Recently I had the fantastic opportunity to attend and keynote at AXFI 2016 . While there, I had the pleasure to meet and spend a little bit of time with Florian Moser, head of Business & Product Development at Fidor Bank. (My apologies for the awkward selfie.)

A German-based financial institution, founded in 2009, Fidor Bank is a digital-only FI that currently serves over 100,000 customers (they call users) with a transaction account and accompanying debit card and a savings product. It also offers cutting-edge payment options including ripple, the world’s first bitcoin trading platform and will be shortly offering O2 bank account that is banking services via mobile app partnership with German mobile phone provider Telefonica. Needless to say Fidor is revolutionizing the banking experience. The following are a few insights from Florian’s presentation and our conversation.

1. Community First.

Fidor was created to meet the needs of the customer, not the bank. This being said, the first thing Fidor did, was to build a community before offering product. Literally, they asked early adaptors and users to form an online community to share ideas, experience and knowledge about finance. And they listened. Fidor Smart Community is a digital message board where users can review products and experiences, offer savings tips and ask questions about personal finance. If the advice is really important, members of the community can “tip” and actually pay someone for the great advice as a way of showing their value of the information.

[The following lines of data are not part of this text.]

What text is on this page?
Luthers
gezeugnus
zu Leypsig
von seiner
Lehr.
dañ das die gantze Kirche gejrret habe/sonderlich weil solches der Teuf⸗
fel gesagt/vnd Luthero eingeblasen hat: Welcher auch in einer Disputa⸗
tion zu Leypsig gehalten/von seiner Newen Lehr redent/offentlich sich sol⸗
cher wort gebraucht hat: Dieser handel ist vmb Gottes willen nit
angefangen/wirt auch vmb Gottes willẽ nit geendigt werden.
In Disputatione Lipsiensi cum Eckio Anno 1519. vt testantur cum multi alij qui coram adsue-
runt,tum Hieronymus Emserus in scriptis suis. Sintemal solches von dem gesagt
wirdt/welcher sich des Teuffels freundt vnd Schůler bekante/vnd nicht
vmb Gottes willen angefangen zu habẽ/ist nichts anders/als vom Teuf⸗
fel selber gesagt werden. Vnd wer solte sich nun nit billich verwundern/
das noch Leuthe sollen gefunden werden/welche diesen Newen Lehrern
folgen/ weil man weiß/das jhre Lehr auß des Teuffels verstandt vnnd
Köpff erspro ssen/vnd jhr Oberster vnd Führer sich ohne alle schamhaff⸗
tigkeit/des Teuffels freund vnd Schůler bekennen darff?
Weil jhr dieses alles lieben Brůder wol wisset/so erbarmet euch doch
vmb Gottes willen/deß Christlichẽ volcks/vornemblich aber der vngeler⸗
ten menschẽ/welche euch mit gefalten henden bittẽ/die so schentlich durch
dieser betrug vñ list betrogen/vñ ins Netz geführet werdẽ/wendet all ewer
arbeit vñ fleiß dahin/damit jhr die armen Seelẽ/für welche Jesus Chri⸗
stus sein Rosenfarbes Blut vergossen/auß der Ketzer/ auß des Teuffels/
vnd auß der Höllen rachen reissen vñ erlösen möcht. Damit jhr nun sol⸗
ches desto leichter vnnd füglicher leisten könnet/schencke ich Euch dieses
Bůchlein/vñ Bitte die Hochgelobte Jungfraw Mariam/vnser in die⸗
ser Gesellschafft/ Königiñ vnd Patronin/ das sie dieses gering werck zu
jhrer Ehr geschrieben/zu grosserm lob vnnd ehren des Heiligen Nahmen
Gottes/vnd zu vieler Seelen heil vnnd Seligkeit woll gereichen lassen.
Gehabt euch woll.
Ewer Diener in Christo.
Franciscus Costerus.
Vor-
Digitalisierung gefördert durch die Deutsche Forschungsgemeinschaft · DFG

Insight: Brilliant Market Intelligence

Fidor gains incredible user insight on their products and services so they can identify the things they do well and identify the things they need to improve. This is about as close to a real-time focus group/product test group as you can get.

They also get to see what problems their users have, and most importantly, determine how to create solutions to fix them. They also get textural information on how what members think about bitcoin, alternative payments and other concepts worth exploring to provide growth.

2.Build like an App store and not like a traditional bank.

Instead of being proprietary to the architecture of their processing system, they are the first fully-licensed bank to open their API to customers and partners to help make their system better. Consider this an Elon Musk approach to banking. This allows their users/customers and partners to run platforms for crowd- funding, peer to peer lending, crypto-currencies and the list goes on.

Insight: Collaborate outside of the organization to improve

Allowing many points upon the supply chain to improve the process is difficult, but can be achieved when the user-manual is given to everyone. This allows Fidor to stay true to their four pillars of success:

Integrative

Open

Efficient

Customer centric

3. Mobile is a completely a new platform.

Mobile should be considered a new platform, not an additional marketing channel. According to a recent Acxiom report, 52% of Millennials check their smartphones within five minutes of waking. Mobile interaction is different than any other engagement device we have experienced and it should be treated differently.

Insight: mobile engagement is different, so make it different.

There is much more information that can be collected on a mobile device (location, health, music, push notifications, recent activity, etc). With this kind of interaction data to connect to, the mobile engagement should provide the user an experience similar to other smart phone experiences, not like a physical store or website, because it is much different than that.

While these insights treated individually are not unique in the banking industry, but when they are connected, they create an incredibly unique user experience that provides value by leveraging and embracing its digital components.